Amazon's New Search Serves Up Recipes
This summer, the Authors Guild contacted publishers upon learning of the Amazon project; it was assured that authors uncomfortable with the initiative could request that their text be removed.
In the meantime, for online recipe hunters, Search Inside the Book is a treasure trove.
In addition to finding Garten's Potato-Fennel Gratin, cooking mavens can read M.F.K Fisher's prose on a Basic French Omelet ("How to Cook a Wolf"), any of 2,650 definitions from The Oxford Companion to Food by Alan Davidson (Oxford Press, 1999), instructions on how to concoct a Flaming Blue Lamborghini ("Miss Charming's Book of Crazy Cocktails,") and anything contained in more than two dozen Betty Crocker titles.
Notably absent from the lineup of searchable text are books by chefs Jamie Oliver, Judy Rodgers, Marcus Samuelsson, Australian author Donna Hay and dozens of other high-profile cookbook authors. Nigella Lawson's "How to Eat" is searchable; her other titles are not.
Here's how Search Inside the Book works: The new feature was integrated into the site's existing search function. After typing in the keyword(s), customers are required to log in; though the search is free, registration with a credit card number is required.
There are two ways to conduct a search. One may search among all the books available or limit the search to the contents of a single book. A search among all the books produces a search-results page listing books relevant to the query and, beneath that, links to those pages of the books that contain all of the keywords. Click on the link to view the actual page from the book; you may also proceed two pages forward or backward.

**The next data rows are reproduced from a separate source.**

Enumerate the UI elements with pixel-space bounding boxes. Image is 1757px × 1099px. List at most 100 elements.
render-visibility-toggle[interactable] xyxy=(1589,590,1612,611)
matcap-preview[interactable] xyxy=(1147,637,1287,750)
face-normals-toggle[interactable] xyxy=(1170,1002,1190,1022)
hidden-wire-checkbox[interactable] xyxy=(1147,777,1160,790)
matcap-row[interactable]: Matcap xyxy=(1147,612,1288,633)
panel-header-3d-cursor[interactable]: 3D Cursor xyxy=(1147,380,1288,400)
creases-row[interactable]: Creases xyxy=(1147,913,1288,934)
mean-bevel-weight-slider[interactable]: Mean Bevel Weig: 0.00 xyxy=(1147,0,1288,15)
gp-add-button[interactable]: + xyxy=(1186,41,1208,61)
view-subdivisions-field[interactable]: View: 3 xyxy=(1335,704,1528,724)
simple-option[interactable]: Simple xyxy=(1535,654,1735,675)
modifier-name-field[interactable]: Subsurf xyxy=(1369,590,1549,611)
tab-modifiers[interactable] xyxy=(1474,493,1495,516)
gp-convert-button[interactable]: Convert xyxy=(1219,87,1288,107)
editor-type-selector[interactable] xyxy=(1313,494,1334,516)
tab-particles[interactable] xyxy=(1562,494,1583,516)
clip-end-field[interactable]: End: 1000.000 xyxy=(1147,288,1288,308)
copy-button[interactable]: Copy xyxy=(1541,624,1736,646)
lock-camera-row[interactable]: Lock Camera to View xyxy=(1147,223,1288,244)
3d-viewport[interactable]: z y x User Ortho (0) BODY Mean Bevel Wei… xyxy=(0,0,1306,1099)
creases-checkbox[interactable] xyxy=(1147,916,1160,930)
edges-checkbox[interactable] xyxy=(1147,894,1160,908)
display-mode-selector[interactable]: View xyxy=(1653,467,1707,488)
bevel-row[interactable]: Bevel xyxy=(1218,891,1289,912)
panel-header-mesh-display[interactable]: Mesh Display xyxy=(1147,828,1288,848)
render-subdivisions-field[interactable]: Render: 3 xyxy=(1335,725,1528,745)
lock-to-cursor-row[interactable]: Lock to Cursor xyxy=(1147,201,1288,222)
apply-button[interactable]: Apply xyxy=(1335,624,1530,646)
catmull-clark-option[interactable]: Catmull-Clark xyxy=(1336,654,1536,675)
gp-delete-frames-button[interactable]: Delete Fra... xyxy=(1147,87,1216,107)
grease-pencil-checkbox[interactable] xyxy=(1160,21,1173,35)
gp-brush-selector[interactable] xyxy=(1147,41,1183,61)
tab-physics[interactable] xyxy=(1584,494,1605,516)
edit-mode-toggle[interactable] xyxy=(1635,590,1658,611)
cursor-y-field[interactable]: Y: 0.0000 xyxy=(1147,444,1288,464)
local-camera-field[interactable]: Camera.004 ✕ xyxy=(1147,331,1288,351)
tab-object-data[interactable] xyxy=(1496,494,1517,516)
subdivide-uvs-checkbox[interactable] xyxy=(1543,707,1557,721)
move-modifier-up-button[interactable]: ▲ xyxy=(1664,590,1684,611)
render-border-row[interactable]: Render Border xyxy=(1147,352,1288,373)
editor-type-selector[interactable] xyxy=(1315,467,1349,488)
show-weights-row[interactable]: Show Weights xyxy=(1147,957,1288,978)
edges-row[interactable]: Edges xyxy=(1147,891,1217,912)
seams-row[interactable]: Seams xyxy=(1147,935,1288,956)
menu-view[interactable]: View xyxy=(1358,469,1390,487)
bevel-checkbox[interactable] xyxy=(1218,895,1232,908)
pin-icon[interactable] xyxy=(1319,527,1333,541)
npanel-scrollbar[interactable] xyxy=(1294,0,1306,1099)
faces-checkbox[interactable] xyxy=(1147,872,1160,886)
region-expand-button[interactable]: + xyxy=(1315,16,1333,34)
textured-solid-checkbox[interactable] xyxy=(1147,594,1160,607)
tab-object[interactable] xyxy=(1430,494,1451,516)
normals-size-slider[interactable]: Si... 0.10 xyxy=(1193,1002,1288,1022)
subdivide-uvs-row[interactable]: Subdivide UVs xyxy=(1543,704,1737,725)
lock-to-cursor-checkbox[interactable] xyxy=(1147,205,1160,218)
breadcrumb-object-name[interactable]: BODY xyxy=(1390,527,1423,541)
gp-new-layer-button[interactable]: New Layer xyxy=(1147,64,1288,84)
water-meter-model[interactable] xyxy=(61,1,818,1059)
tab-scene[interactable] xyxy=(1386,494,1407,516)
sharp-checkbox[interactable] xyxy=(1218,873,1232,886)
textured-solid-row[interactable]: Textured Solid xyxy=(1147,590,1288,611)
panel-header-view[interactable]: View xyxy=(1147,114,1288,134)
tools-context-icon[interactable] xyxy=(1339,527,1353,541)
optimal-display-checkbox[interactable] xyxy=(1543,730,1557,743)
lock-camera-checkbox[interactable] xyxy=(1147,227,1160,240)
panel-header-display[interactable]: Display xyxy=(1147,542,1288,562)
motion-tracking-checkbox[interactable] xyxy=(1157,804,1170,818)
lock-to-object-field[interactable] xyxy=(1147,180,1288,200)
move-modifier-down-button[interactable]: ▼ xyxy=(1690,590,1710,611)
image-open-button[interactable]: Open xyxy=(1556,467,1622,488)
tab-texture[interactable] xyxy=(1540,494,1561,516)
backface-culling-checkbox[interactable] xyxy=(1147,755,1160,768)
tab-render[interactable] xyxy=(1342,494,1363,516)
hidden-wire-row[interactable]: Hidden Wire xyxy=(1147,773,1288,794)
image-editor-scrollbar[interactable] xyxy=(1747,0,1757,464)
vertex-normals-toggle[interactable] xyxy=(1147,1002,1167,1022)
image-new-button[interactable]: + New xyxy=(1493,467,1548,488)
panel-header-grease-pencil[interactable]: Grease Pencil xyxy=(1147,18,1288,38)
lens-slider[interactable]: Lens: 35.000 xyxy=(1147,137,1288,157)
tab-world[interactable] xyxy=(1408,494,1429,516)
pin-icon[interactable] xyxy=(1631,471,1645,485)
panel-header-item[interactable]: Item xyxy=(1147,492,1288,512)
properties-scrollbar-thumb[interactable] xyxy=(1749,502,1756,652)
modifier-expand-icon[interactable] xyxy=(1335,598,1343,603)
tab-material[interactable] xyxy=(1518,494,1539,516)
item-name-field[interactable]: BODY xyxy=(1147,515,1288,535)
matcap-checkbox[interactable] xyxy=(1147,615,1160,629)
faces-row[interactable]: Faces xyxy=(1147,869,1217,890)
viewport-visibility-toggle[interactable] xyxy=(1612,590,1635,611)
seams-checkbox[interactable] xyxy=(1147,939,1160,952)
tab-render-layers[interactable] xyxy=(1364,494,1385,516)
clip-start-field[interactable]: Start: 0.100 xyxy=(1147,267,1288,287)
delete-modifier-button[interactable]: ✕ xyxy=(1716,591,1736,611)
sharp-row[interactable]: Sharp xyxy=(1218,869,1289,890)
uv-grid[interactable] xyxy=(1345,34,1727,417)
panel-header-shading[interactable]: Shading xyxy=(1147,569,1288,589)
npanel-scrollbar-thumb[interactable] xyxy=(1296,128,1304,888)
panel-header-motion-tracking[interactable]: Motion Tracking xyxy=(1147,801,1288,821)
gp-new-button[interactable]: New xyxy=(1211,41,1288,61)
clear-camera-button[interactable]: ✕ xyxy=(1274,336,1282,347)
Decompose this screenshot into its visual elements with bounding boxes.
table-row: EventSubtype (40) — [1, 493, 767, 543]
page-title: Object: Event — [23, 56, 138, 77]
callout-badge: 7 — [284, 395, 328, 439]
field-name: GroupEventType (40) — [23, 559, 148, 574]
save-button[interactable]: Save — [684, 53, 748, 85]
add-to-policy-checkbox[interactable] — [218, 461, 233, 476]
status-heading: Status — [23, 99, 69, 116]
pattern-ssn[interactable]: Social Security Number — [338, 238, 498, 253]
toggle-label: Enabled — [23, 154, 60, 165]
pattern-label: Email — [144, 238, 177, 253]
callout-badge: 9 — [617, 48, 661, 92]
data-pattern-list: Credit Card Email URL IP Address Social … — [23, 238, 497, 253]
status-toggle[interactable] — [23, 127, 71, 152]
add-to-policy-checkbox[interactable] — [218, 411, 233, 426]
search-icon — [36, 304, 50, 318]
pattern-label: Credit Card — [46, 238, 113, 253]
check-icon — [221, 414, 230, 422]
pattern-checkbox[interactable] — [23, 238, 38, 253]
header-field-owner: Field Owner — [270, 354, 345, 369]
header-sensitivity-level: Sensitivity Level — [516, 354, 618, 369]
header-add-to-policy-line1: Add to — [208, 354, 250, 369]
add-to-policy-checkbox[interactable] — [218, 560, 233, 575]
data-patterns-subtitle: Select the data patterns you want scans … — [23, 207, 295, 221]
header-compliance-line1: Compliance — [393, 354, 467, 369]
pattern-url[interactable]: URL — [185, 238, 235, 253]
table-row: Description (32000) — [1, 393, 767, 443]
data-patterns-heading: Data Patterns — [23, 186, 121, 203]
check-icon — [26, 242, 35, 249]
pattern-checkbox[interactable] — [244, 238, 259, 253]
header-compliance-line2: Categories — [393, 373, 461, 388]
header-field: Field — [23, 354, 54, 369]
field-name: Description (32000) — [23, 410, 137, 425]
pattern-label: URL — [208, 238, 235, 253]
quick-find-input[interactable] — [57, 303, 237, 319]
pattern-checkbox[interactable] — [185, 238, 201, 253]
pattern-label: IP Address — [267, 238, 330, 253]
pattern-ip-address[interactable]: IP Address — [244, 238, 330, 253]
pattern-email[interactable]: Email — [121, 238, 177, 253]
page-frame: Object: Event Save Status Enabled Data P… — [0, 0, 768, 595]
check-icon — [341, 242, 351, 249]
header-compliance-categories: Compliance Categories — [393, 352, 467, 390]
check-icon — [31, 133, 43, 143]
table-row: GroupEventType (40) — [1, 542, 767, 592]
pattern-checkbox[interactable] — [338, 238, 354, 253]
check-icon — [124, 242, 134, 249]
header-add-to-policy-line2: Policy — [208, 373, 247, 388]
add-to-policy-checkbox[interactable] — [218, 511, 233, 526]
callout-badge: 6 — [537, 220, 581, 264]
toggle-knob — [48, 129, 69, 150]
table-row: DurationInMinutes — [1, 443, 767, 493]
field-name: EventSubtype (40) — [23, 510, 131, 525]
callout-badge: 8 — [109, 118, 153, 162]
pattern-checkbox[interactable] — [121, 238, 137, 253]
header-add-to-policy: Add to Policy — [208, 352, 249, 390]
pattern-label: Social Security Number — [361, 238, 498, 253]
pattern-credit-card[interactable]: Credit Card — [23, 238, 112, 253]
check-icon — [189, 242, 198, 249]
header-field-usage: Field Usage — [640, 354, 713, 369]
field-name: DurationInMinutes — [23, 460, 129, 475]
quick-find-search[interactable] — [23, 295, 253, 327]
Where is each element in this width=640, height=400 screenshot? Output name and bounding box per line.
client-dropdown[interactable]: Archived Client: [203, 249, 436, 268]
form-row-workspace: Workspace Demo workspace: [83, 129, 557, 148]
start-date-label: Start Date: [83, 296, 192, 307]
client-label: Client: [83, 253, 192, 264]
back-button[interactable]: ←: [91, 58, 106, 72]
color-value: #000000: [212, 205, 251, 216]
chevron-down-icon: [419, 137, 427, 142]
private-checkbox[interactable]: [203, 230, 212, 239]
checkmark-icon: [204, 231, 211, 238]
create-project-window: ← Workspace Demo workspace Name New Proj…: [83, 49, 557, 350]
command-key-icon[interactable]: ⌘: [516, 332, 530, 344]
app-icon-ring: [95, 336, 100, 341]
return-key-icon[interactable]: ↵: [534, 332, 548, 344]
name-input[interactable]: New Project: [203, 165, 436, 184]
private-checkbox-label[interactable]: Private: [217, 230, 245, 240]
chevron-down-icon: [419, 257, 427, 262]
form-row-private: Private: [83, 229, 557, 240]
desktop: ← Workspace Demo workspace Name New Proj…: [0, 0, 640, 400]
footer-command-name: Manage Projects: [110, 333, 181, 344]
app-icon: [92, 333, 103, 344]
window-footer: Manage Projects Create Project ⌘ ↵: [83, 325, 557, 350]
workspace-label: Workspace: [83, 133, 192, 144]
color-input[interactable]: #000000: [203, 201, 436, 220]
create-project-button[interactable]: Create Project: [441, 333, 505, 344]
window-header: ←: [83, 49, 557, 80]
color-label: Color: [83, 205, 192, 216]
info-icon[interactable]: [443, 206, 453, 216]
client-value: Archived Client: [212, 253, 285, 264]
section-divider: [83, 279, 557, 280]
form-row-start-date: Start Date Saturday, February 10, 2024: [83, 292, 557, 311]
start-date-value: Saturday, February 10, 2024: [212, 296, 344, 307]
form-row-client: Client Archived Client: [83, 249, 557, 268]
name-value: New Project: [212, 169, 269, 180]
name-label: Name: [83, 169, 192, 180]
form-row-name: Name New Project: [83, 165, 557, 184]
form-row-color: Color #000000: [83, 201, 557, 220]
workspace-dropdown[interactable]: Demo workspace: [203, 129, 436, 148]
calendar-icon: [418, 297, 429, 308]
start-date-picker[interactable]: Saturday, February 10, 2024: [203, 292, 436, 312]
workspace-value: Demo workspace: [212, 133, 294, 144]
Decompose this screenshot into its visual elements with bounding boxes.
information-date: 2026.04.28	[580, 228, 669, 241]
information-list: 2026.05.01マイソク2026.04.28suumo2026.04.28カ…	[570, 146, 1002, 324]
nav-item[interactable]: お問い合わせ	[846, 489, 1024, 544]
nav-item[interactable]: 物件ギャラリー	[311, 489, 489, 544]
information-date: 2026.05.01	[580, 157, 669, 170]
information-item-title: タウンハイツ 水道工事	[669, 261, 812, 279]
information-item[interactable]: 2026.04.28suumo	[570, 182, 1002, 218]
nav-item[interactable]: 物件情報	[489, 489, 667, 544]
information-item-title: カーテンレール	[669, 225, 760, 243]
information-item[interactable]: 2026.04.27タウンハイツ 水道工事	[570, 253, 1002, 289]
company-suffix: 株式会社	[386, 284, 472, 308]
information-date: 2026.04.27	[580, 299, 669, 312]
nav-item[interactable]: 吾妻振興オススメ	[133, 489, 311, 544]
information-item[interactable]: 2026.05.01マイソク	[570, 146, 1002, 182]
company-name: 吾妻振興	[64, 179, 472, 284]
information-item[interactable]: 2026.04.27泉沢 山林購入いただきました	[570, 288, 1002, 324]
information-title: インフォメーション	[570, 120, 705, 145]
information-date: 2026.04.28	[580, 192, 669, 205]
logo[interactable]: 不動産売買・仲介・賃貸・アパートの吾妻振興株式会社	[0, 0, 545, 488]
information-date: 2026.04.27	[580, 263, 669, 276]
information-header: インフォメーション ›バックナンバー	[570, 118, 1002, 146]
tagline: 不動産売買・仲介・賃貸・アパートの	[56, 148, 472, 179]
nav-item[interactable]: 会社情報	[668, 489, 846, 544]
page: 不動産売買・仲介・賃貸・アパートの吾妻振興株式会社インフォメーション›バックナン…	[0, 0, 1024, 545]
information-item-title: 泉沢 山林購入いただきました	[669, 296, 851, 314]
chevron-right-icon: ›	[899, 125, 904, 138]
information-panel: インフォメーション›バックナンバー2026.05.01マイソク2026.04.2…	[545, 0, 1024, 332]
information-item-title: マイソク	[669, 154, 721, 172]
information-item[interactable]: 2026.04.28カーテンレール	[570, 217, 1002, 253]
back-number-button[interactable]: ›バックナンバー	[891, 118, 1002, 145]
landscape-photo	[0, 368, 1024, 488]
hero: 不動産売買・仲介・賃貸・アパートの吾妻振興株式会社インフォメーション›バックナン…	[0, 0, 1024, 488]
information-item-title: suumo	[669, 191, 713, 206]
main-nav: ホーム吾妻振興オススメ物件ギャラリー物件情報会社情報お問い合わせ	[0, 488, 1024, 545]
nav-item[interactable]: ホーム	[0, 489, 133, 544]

The text may not be downloaded. And although Amazon does not make it easy to copy or print the text, most any high schooler will know what to do. (To print a screen shot, the user would zoom in on the text of the recipe and hit the "print screen" button on the keyboard. To copy a screen shot, the user would instead hit "ALT" and "print screen;" the text may then be pasted into a document and the rest of the screen shot cropped.) Once 20 percent of the book has been viewed, Amazon stops further browsing in that book for 30 days.
As with any computer search, it pays to be savvy about search terms. If conducting a general search among all book titles, a very specific recipe title search is helpful to weed out irrelevant sources. But knowing that Garten, or any author in particular, is a reliable source of recipes makes a search much easier. A consumer could first search for a particular cookbook, then click on the "Search Inside" logo. To find a recipe within that book, the user should first click on the "Index" button to peruse the list of recipes. Then the user should return to the previous screen, scroll down the page until a green rectangular box labeled "Search Inside This Book" appears and type in the recipe's name.
Several weeks ago, a colleague asked me about finding recipes for red velvet cake. When told that he might have to spend weeks going through cookbooks, he put the request on hold. But last Thursday, in less than 30 seconds on Amazon, he had received 12,956 results.